Cardboard signs were also spotted which read: “Stop dumping raw sewage in our rivers!”
Martyn, an activist and river swimmer, said: “The water companies often breach their permits, and release raw sewage into the rivers when they are not allowed to.
“The Environment Agency, who are supposed to protect our rivers are not prosecuting the Water Companies when they illegally dump sewage.
“And it’s getting worse, with more sewage being dumped each year.
“It’s not acceptable.
“With more and more people enjoying and using the river during the pandemic, it’s just disgusting that this is happening.”
A spokesperson for Thames Water explained when the sewers get full up with rainwater the in-built overflow points allow excess diluted sewage to flow into a watercourse to prevent the system backing up and flooding properties, roads etc.
They added: “It’s our view that discharges of untreated sewage are simply unacceptable, even when they are legally permitted, and we’ll work with the government, Ofwat and the Environment Agency to accelerate work to stop them being necessary.
“We have a long way to go – and we certainly can’t do it on our own – but the ambition is clear.

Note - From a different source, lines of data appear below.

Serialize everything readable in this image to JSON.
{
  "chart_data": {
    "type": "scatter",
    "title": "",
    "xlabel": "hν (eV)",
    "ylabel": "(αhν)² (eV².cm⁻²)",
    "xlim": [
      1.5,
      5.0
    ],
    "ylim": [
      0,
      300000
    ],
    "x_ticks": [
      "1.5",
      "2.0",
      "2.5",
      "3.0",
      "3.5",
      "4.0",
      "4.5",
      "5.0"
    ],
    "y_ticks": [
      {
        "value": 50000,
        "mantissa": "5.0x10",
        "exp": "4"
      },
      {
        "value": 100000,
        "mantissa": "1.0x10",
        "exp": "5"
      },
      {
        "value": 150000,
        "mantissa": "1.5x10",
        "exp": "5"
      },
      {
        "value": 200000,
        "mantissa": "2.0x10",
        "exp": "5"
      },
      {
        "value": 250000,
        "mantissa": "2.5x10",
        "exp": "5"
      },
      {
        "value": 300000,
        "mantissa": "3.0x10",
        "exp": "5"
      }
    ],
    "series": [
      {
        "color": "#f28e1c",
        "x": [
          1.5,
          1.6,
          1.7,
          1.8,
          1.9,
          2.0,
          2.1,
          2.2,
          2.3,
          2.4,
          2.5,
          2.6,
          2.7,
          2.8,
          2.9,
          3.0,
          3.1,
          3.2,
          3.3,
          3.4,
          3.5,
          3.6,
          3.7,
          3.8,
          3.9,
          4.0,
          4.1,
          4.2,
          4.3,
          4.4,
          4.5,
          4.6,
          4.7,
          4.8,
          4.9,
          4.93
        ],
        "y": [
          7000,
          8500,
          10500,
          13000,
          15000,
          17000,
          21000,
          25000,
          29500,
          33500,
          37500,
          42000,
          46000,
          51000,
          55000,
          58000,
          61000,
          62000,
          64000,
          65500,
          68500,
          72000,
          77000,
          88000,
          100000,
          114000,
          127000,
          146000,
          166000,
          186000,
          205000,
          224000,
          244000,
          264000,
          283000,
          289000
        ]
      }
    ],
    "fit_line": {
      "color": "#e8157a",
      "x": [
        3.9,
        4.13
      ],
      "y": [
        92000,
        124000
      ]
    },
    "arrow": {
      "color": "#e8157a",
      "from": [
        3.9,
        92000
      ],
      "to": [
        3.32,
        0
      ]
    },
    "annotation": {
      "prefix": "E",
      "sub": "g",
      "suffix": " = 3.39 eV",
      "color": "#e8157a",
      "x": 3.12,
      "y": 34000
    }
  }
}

“Our aim will always be to try and do the right thing for our rivers and for the communities who love and value them.
“We’re proud of our important role as one of the custodians of these incredible environments and are committed to working tirelessly to protect and enhance them.”
A spokesperson for the Environment Agency said: “We take our responsibility to protect the environment very seriously.
“Water companies have a legal duty to avoid pollution and must act quickly to reduce any damage that happens as a result of their activities.
“The regulations are clear and are enforced robustly.
“In the past six years, the Environment Agency has brought 48 prosecutions against water companies, securing fines of £35 million.”